Around 10 campaigners put up a shale gas drilling rig surrounded by an 8ft high fence outside County Hall’s main entrance in Preston.
A soundtrack of drills, trucks and industrial plant was played loudly as councillors entered the building.
They were attending a meeting of the authority’s development control committee which has the power to permit drilling in Pendle, Burnley, Hyndburn, Ribble Valley, Rossendale and Chorley.
Local campaign leader Liz Stanton said: “Lancashire is widely seen as the test case for whether fracking goes ahead nationally.
“Cuadrilla is proposing to invade precious parts of the county with trucks, drills, flares and chemicals.County councillors must say no.

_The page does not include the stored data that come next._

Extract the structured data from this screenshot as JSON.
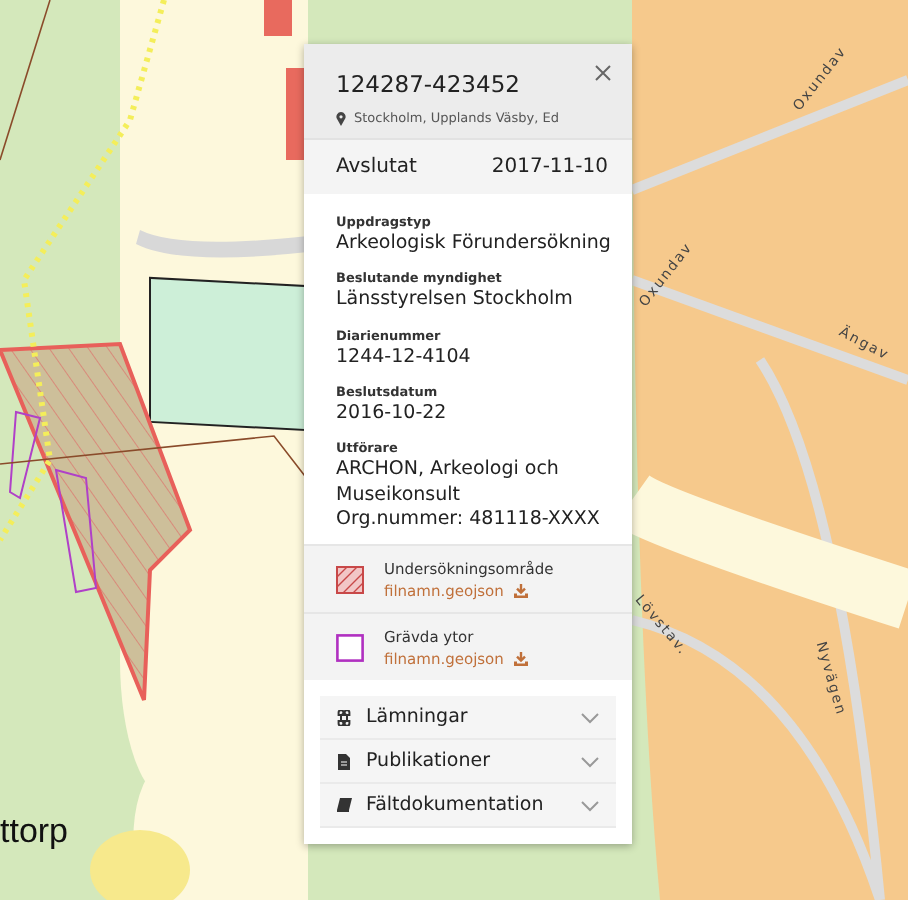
{
  "map": {
    "labels": [
      {
        "text": "ttorp"
      },
      {
        "text": "Oxundav"
      },
      {
        "text": "Oxundav"
      },
      {
        "text": "Ängav"
      },
      {
        "text": "Lövstav."
      },
      {
        "text": "Nyvägen"
      }
    ]
  },
  "popup": {
    "title": "124287-423452",
    "location": "Stockholm, Upplands Väsby, Ed",
    "status": "Avslutat",
    "date": "2017-11-10",
    "fields": [
      {
        "label": "Uppdragstyp",
        "lines": [
          "Arkeologisk Förundersökning"
        ]
      },
      {
        "label": "Beslutande myndighet",
        "lines": [
          "Länsstyrelsen Stockholm"
        ]
      },
      {
        "label": "Diarienummer",
        "lines": [
          "1244-12-4104"
        ]
      },
      {
        "label": "Beslutsdatum",
        "lines": [
          "2016-10-22"
        ]
      },
      {
        "label": "Utförare",
        "lines": [
          "ARCHON, Arkeologi och Museikonsult",
          "Org.nummer: 481118-XXXX"
        ]
      }
    ],
    "layers": [
      {
        "kind": "hatched",
        "name": "Undersökningsområde",
        "file": "filnamn.geojson"
      },
      {
        "kind": "outline",
        "name": "Grävda ytor",
        "file": "filnamn.geojson"
      }
    ],
    "sections": [
      {
        "kind": "remains",
        "label": "Lämningar",
        "expanded": false
      },
      {
        "kind": "publications",
        "label": "Publikationer",
        "expanded": false
      },
      {
        "kind": "fieldwork",
        "label": "Fältdokumentation",
        "expanded": false
      }
    ]
  }
}
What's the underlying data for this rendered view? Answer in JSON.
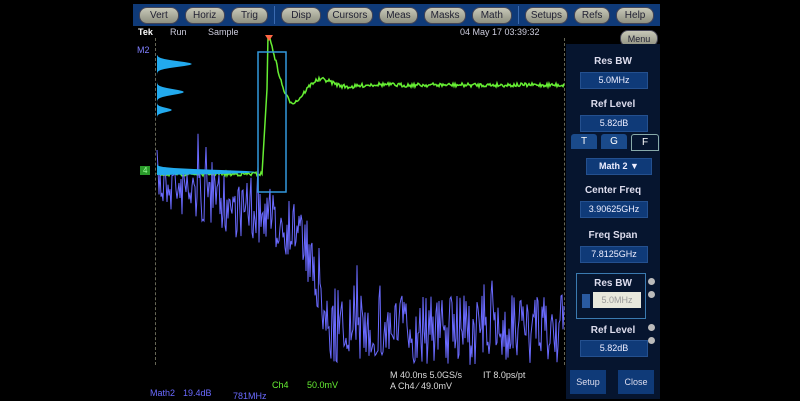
{
  "menu": [
    "Vert",
    "Horiz",
    "Trig",
    "Disp",
    "Cursors",
    "Meas",
    "Masks",
    "Math",
    "Setups",
    "Refs",
    "Help"
  ],
  "status": {
    "brand": "Tek",
    "state": "Run",
    "mode": "Sample",
    "datetime": "04 May 17 03:39:32",
    "menu_button": "Menu"
  },
  "markers": {
    "math": "M2",
    "ch4": "4"
  },
  "panel": {
    "res_bw_label": "Res BW",
    "res_bw": "5.0MHz",
    "ref_level_label": "Ref Level",
    "ref_level": "5.82dB",
    "tabs": [
      "T",
      "G",
      "F"
    ],
    "source": "Math 2 ▼",
    "center_freq_label": "Center Freq",
    "center_freq": "3.90625GHz",
    "freq_span_label": "Freq Span",
    "freq_span": "7.8125GHz",
    "res_bw2_label": "Res BW",
    "res_bw2": "5.0MHz",
    "ref_level2_label": "Ref Level",
    "ref_level2": "5.82dB",
    "setup": "Setup",
    "close": "Close"
  },
  "readout": {
    "math_label": "Math2",
    "math_scale": "19.4dB",
    "math_freq": "781MHz",
    "ch_label": "Ch4",
    "ch_scale": "50.0mV",
    "timebase": "M 40.0ns 5.0GS/s",
    "it": "IT 8.0ps/pt",
    "trigger": "A  Ch4  ⁄  49.0mV"
  },
  "colors": {
    "ch4": "#66ee33",
    "math": "#6a6aff",
    "histogram": "#22aaee",
    "zoom_box": "#3399dd"
  }
}
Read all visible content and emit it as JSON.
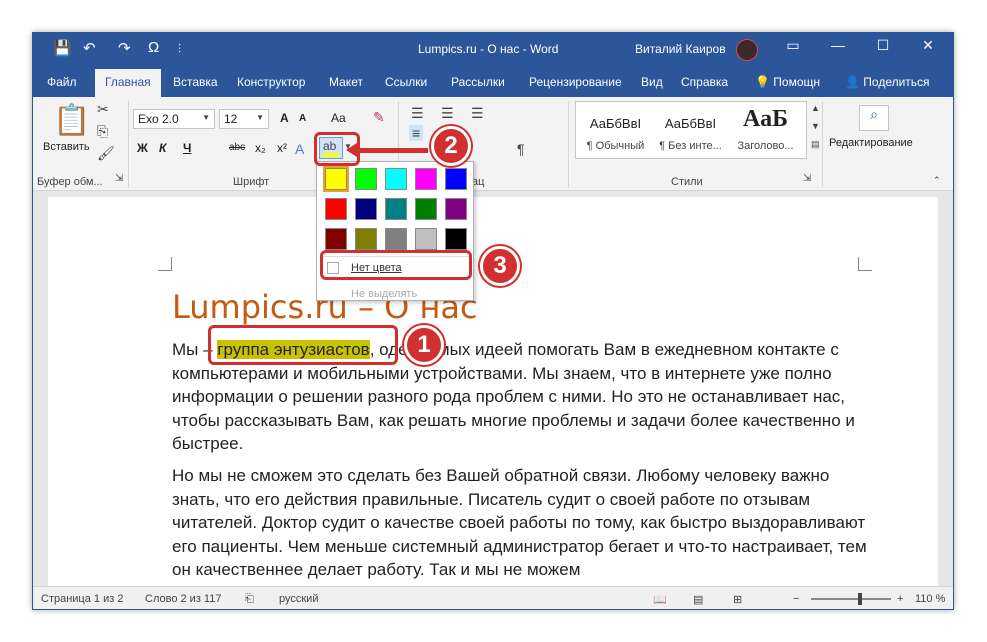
{
  "title_bar": {
    "title": "Lumpics.ru - О нас  -  Word",
    "user": "Виталий Каиров",
    "minimize": "—",
    "restore": "☐",
    "close": "✕",
    "ribbon_display": "▭",
    "qa_save": "💾",
    "qa_undo": "↶",
    "qa_redo": "↷",
    "qa_omega": "Ω",
    "qa_more": "⫶"
  },
  "tabs": [
    "Файл",
    "Главная",
    "Вставка",
    "Конструктор",
    "Макет",
    "Ссылки",
    "Рассылки",
    "Рецензирование",
    "Вид",
    "Справка",
    "Помощн",
    "Поделиться"
  ],
  "ribbon": {
    "paste_label": "Вставить",
    "clipboard_label": "Буфер обм...",
    "font_label": "Шрифт",
    "paragraph_label": "зац",
    "styles_label": "Стили",
    "editing_label": "Редактирование",
    "font_name": "Exo 2.0",
    "font_size": "12",
    "font_buttons": [
      "Ж",
      "К",
      "Ч",
      "abc",
      "x₂",
      "x²"
    ],
    "grow": "A",
    "shrink": "A",
    "case": "Aa",
    "styles": [
      {
        "sample": "АаБбВвІ",
        "name": "¶ Обычный"
      },
      {
        "sample": "АаБбВвІ",
        "name": "¶ Без инте..."
      },
      {
        "sample": "АаБ",
        "name": "Заголово..."
      }
    ]
  },
  "palette": {
    "colors": [
      "#ffff00",
      "#00ff00",
      "#00ffff",
      "#ff00ff",
      "#0000ff",
      "#ff0000",
      "#000080",
      "#008080",
      "#008000",
      "#800080",
      "#800000",
      "#808000",
      "#808080",
      "#c0c0c0",
      "#000000"
    ],
    "no_color": "Нет цвета",
    "stop": "Не выделять"
  },
  "document": {
    "heading": "Lumpics.ru – О нас",
    "p1_start": "Мы – ",
    "p1_highlight": "группа энтузиастов",
    "p1_rest": ", одержимых идеей помогать Вам в ежедневном контакте с компьютерами и мобильными устройствами. Мы знаем, что в интернете уже полно информации о решении разного рода проблем с ними. Но это не останавливает нас, чтобы рассказывать Вам, как решать многие проблемы и задачи более качественно и быстрее.",
    "p2": "Но мы не сможем это сделать без Вашей обратной связи. Любому человеку важно знать, что его действия правильные. Писатель судит о своей работе по отзывам читателей. Доктор судит о качестве своей работы по тому, как быстро выздоравливают его пациенты. Чем меньше системный администратор бегает и что-то настраивает, тем он качественнее делает работу. Так и мы не можем"
  },
  "status": {
    "page": "Страница 1 из 2",
    "words": "Слово 2 из 117",
    "lang": "русский",
    "zoom": "110 %",
    "zoom_level": 1.1,
    "minus": "−",
    "plus": "+"
  },
  "callouts": {
    "one": "1",
    "two": "2",
    "three": "3"
  },
  "colors": {
    "accent": "#2b579a",
    "highlight": "#c9c200",
    "callout": "#d03030",
    "heading": "#c55a11"
  }
}
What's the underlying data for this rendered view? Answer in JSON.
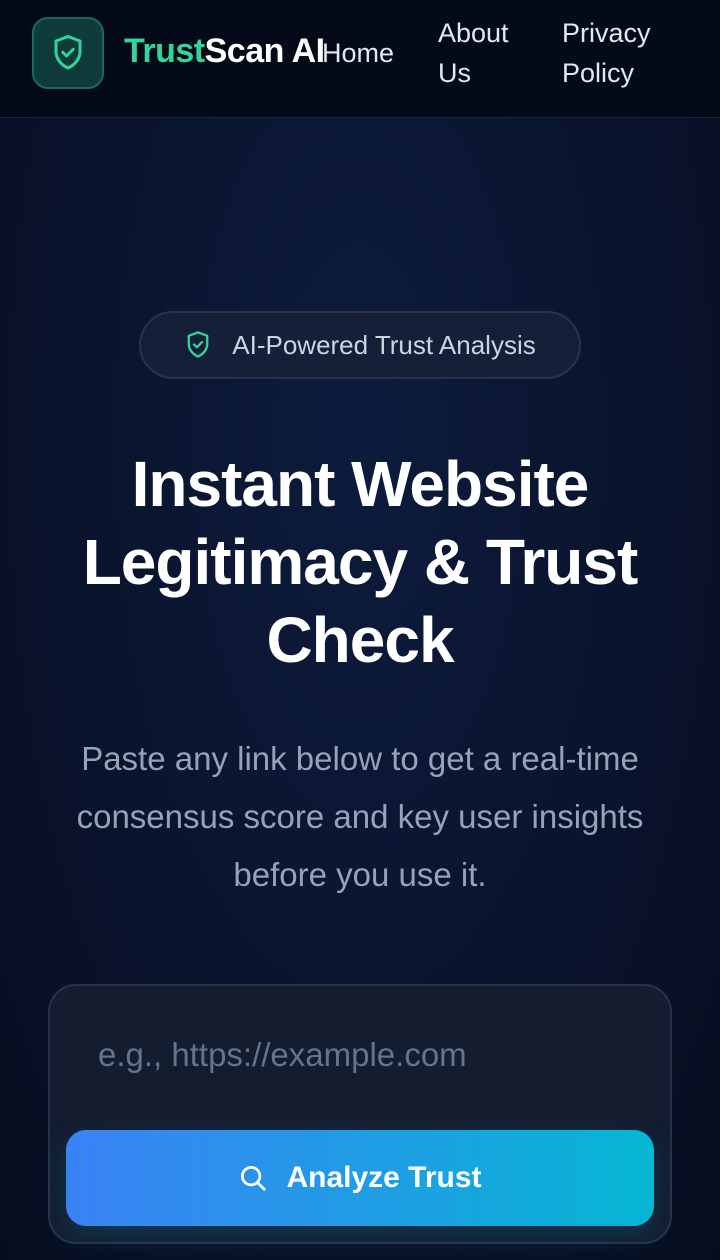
{
  "nav": {
    "brand_part1": "Trust",
    "brand_part2": "Scan AI",
    "home": "Home",
    "about": "About Us",
    "privacy": "Privacy Policy"
  },
  "hero": {
    "badge": "AI-Powered Trust Analysis",
    "headline": "Instant Website Legitimacy & Trust Check",
    "subtext": "Paste any link below to get a real-time consensus score and key user insights before you use it."
  },
  "search": {
    "placeholder": "e.g., https://example.com",
    "value": "",
    "button_label": "Analyze Trust"
  },
  "icons": {
    "logo": "shield-check-icon",
    "badge": "shield-check-icon",
    "button": "search-icon"
  },
  "colors": {
    "accent_green": "#34d399",
    "button_gradient_start": "#3b82f6",
    "button_gradient_end": "#06b6d4",
    "background": "#0a1530"
  }
}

“This isn’t just an issue for Lancashire, and councillors should understand that their decision has national significance.”
Last week, Greenpeace executive director John Sauven wrote to committee members, Labour council leader Jenny Mein, Liberal Democrat leader Bill Winlow and Conservative leader Geoff Driver.
This summer’s British Geological Survey’s study of shale gas resources in Lancashire extended the potential drilling area from the Fylde right across the east of the county.
While most of the Ribble Valley has no gas reserves, it revealed the M65 corridor and Rossendale Valley were prime candidates for the process. A Cuadrilla spokesperson said: “We’re committed to working with the community and are keen to take on board the views of local people as we continue to assess the full potential of the natural gas locked up in Lancashire’s Bowland shale in a safe and responsible manner.”
A Lancashire County Council spokesman said: “There are no proposals around this due to come up before the development control committee.”